Last Digs for Doc Holliday

"Isn't it strange how we remember much of the sinners and so little of the saints." -- Pinkerton detective Lowell Spence in 1949 said about Kid Curry's death in 1903. From the book The Wild Bunch (copyright 1958) by James D. Horan.

One of the things to do in Glenwood Springs was to visit Doc Holliday's grave. After Tombstone and moving around Colorado, Doc Holliday came to Glenwood Springs in 1887 for the waters in hopes to cure him of tuberculosis. That is where he died and was buried at Linwood Cemetery.

Without Doc Holliday's biographers and western mythological fiction, the Linwood Cemetery would be grown over with grass and shrub. There would be few visitors 100 years later. However, tourism is business. The city constructed hiking trail skirts the top of a nearby mountain where the cemetery commands a beautiful view of the valley.

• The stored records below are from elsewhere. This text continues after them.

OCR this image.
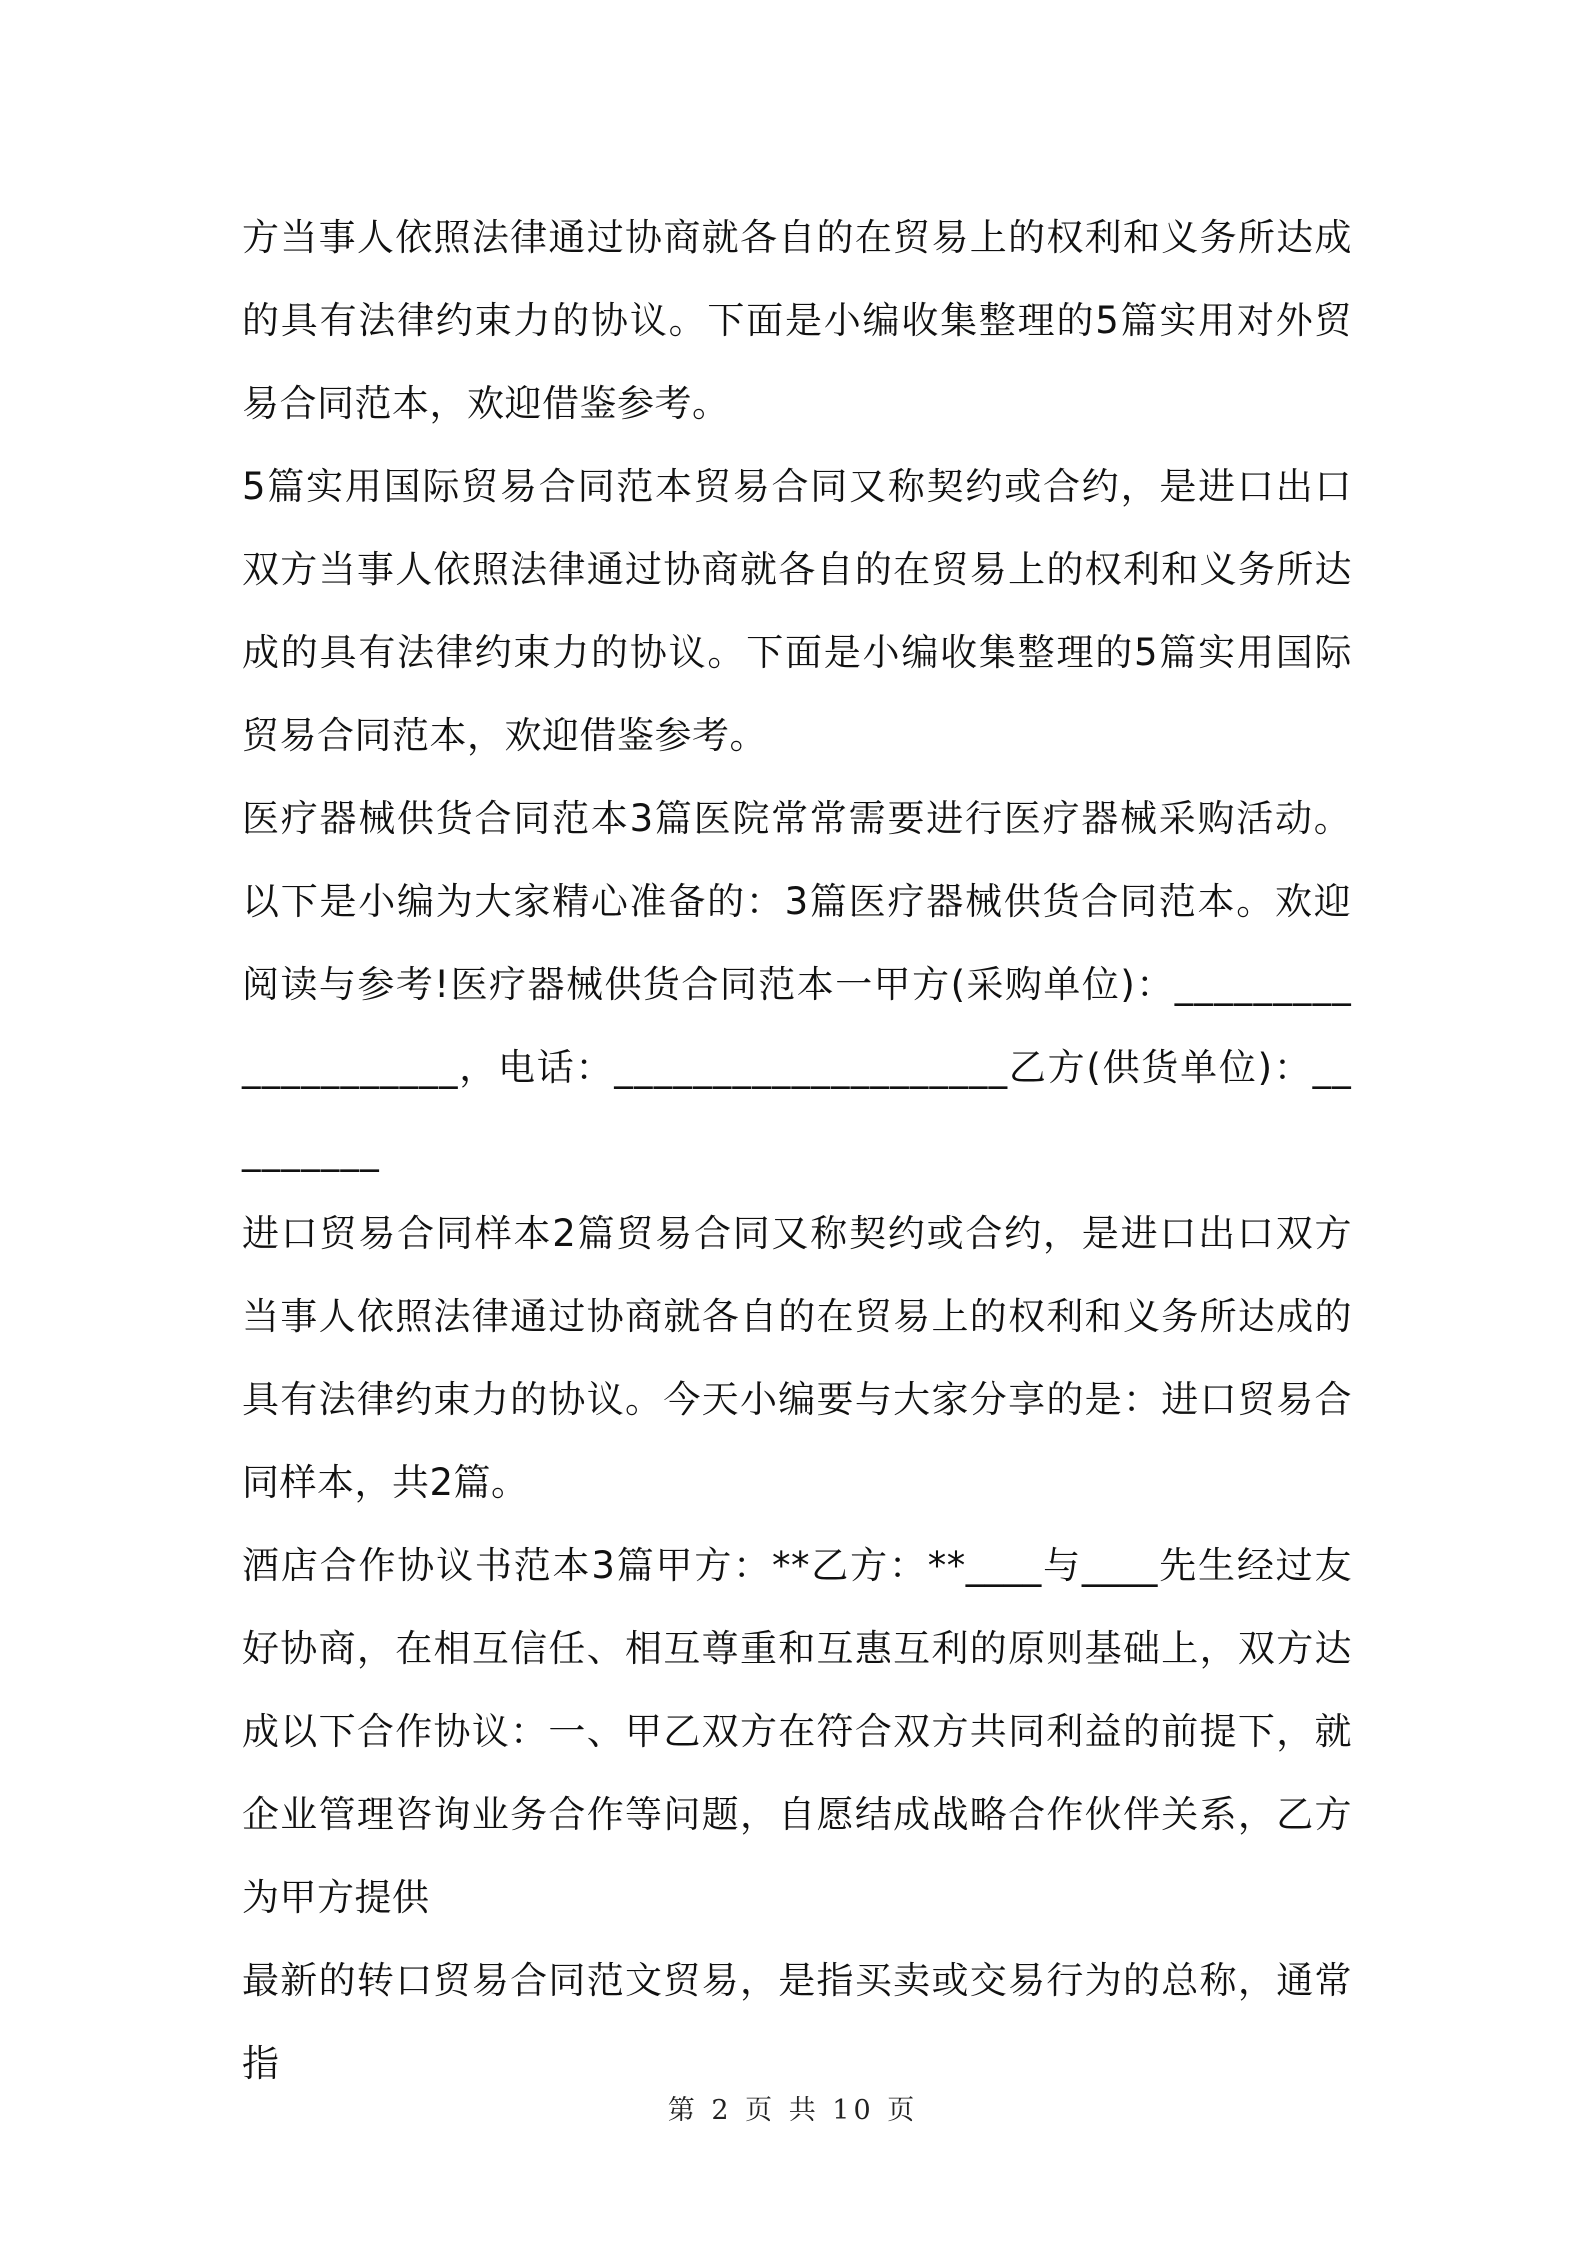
方当事人依照法律通过协商就各自的在贸易上的权利和义务所达成的具有法律约束力的协议。下面是小编收集整理的5篇实用对外贸易合同范本，欢迎借鉴参考。

5篇实用国际贸易合同范本贸易合同又称契约或合约，是进口出口双方当事人依照法律通过协商就各自的在贸易上的权利和义务所达成的具有法律约束力的协议。下面是小编收集整理的5篇实用国际贸易合同范本，欢迎借鉴参考。

医疗器械供货合同范本3篇医院常常需要进行医疗器械采购活动。以下是小编为大家精心准备的：3篇医疗器械供货合同范本。欢迎阅读与参考!医疗器械供货合同范本一甲方(采购单位)：____________________，电话：____________________乙方(供货单位)：_________

进口贸易合同样本2篇贸易合同又称契约或合约，是进口出口双方当事人依照法律通过协商就各自的在贸易上的权利和义务所达成的具有法律约束力的协议。今天小编要与大家分享的是：进口贸易合同样本，共2篇。

酒店合作协议书范本3篇甲方：**乙方：**____与____先生经过友好协商，在相互信任、相互尊重和互惠互利的原则基础上，双方达成以下合作协议：一、甲乙双方在符合双方共同利益的前提下，就企业管理咨询业务合作等问题，自愿结成战略合作伙伴关系，乙方为甲方提供

最新的转口贸易合同范文贸易，是指买卖或交易行为的总称，通常指

第 2 页 共 10 页
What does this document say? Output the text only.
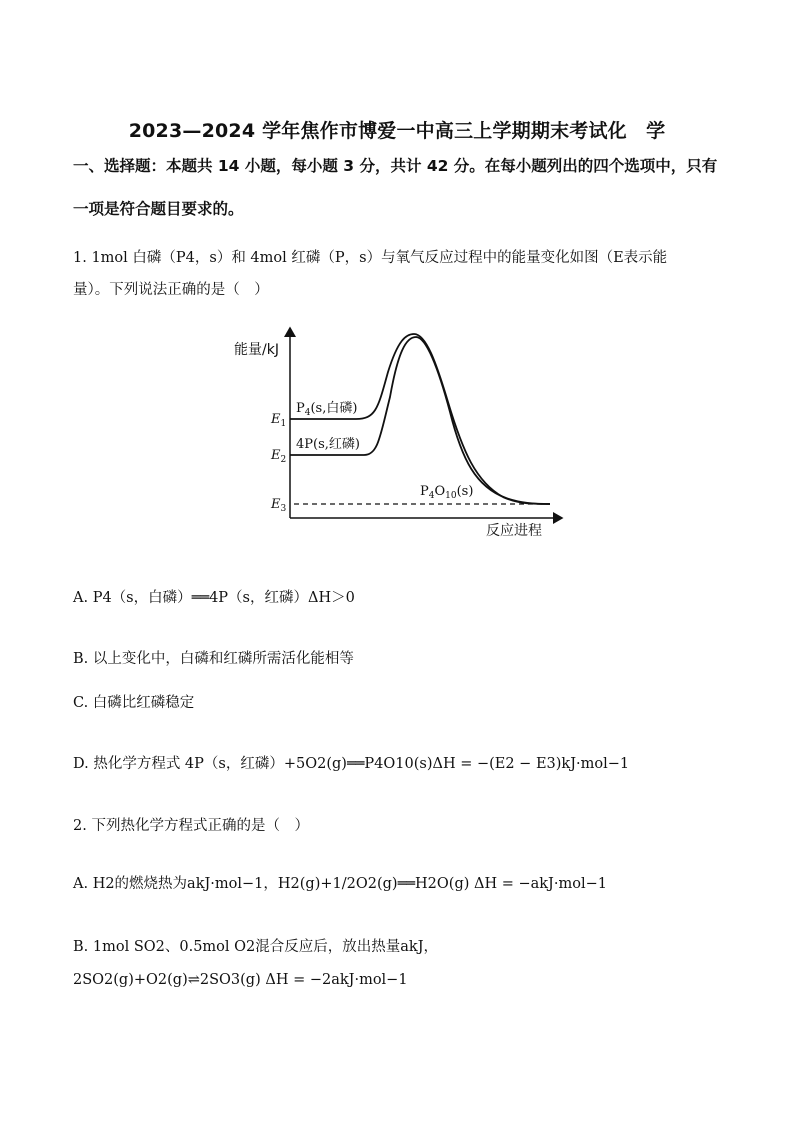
2023—2024 学年焦作市博爱一中高三上学期期末考试化　学
一、选择题：本题共 14 小题，每小题 3 分，共计 42 分。在每小题列出的四个选项中，只有
一项是符合题目要求的。
1. 1mol 白磷（P4，s）和 4mol 红磷（P，s）与氧气反应过程中的能量变化如图（E表示能
量）。下列说法正确的是（　）
能量/kJ
反应进程
$P_4(s$,白磷)
4P(s,红磷)
$P_4O_{10}(s)$
$E_1$
$E_2$
$E_3$
A. P4（s，白磷）══4P（s，红磷）ΔH＞0
B. 以上变化中，白磷和红磷所需活化能相等
C. 白磷比红磷稳定
D. 热化学方程式 4P（s，红磷）+5O2(g)══P4O10(s)ΔH = −(E2 − E3)kJ·mol−1
2. 下列热化学方程式正确的是（　）
A. H2的燃烧热为akJ·mol−1，H2(g)+1/2O2(g)══H2O(g) ΔH = −akJ·mol−1
B. 1mol SO2、0.5mol O2混合反应后，放出热量akJ，
2SO2(g)+O2(g)⇌2SO3(g) ΔH = −2akJ·mol−1
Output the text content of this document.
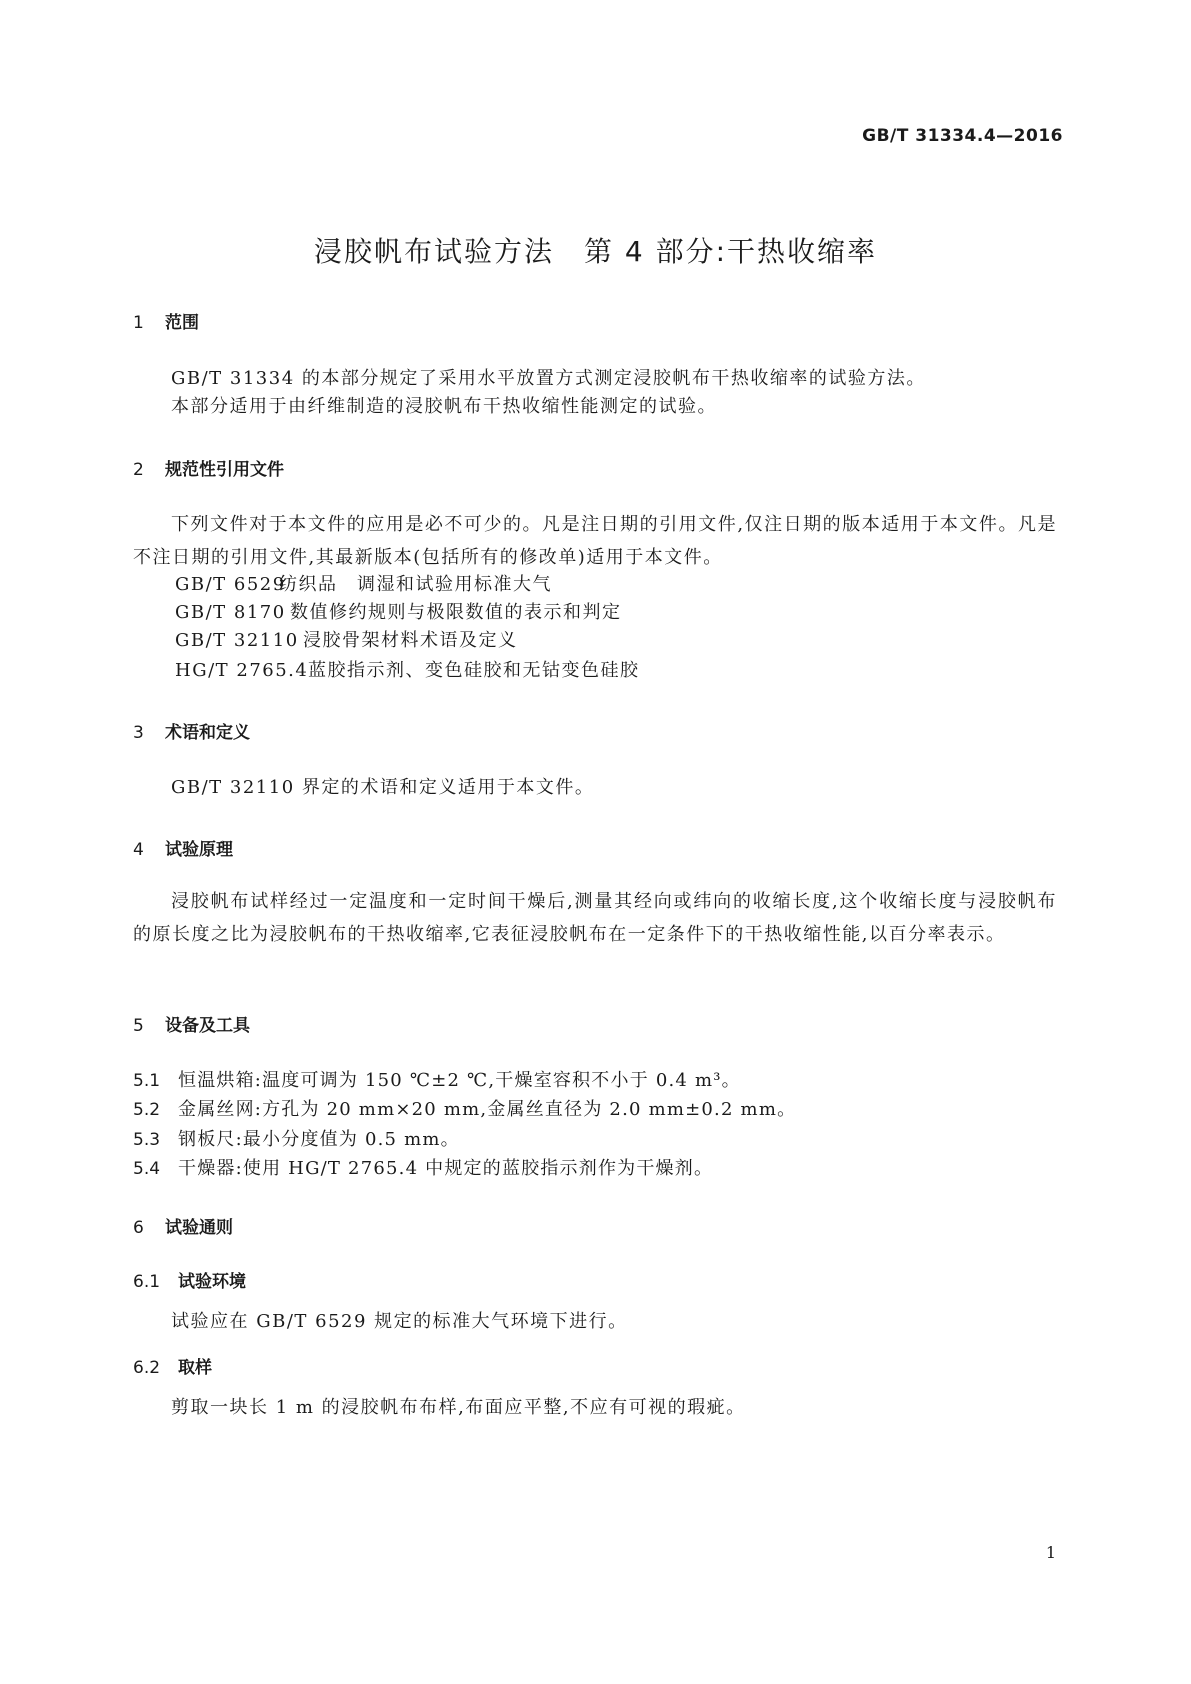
GB/T 31334.4—2016
浸胶帆布试验方法　第 4 部分:干热收缩率
1 范围

GB/T 31334 的本部分规定了采用水平放置方式测定浸胶帆布干热收缩率的试验方法。

本部分适用于由纤维制造的浸胶帆布干热收缩性能测定的试验。

2 规范性引用文件

下列文件对于本文件的应用是必不可少的。凡是注日期的引用文件,仅注日期的版本适用于本文件。凡是不注日期的引用文件,其最新版本(包括所有的修改单)适用于本文件。

GB/T 6529纺织品　调湿和试验用标准大气
GB/T 8170 数值修约规则与极限数值的表示和判定
GB/T 32110 浸胶骨架材料术语及定义
HG/T 2765.4蓝胶指示剂、变色硅胶和无钴变色硅胶
3 术语和定义

GB/T 32110 界定的术语和定义适用于本文件。

4 试验原理

浸胶帆布试样经过一定温度和一定时间干燥后,测量其经向或纬向的收缩长度,这个收缩长度与浸胶帆布的原长度之比为浸胶帆布的干热收缩率,它表征浸胶帆布在一定条件下的干热收缩性能,以百分率表示。

5 设备及工具
5.1 恒温烘箱:温度可调为 150 ℃±2 ℃,干燥室容积不小于 0.4 m³。
5.2 金属丝网:方孔为 20 mm×20 mm,金属丝直径为 2.0 mm±0.2 mm。
5.3 钢板尺:最小分度值为 0.5 mm。
5.4 干燥器:使用 HG/T 2765.4 中规定的蓝胶指示剂作为干燥剂。
6 试验通则
6.1 试验环境

试验应在 GB/T 6529 规定的标准大气环境下进行。

6.2 取样

剪取一块长 1 m 的浸胶帆布布样,布面应平整,不应有可视的瑕疵。

1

Considering my long time fascination with the western cowboy myth, I had to make the pilgrimage to Holliday's grave. It was a warm day for a hike on the well worn trail with strategically placed signs pointing to the direction of the city installed Doc Holliday memorial stone.


Further cemetery and Doc Holliday history appears on city erected markers. These signs provide an abbreviated version of the detail that can be found in a Wikipedia entry for Doc Holliday.



I've always wonder why many western Rocky Mountain cemeteries are atop a rocky hill over looking the town below. Today this would be prime residential real estate for the views. Why a cemetery up here. Not easy to get to and excavating a hole in the rock strewn surface must have been a real chore for the grave diggers.


The grave site of the "sinner" is the draw to this mountain top. Checking out a few of the other memorials in the cemetery, I looked for memorials for the graves of business leaders or founders of Glenwood Springs 100 years ago. Nothing to be found.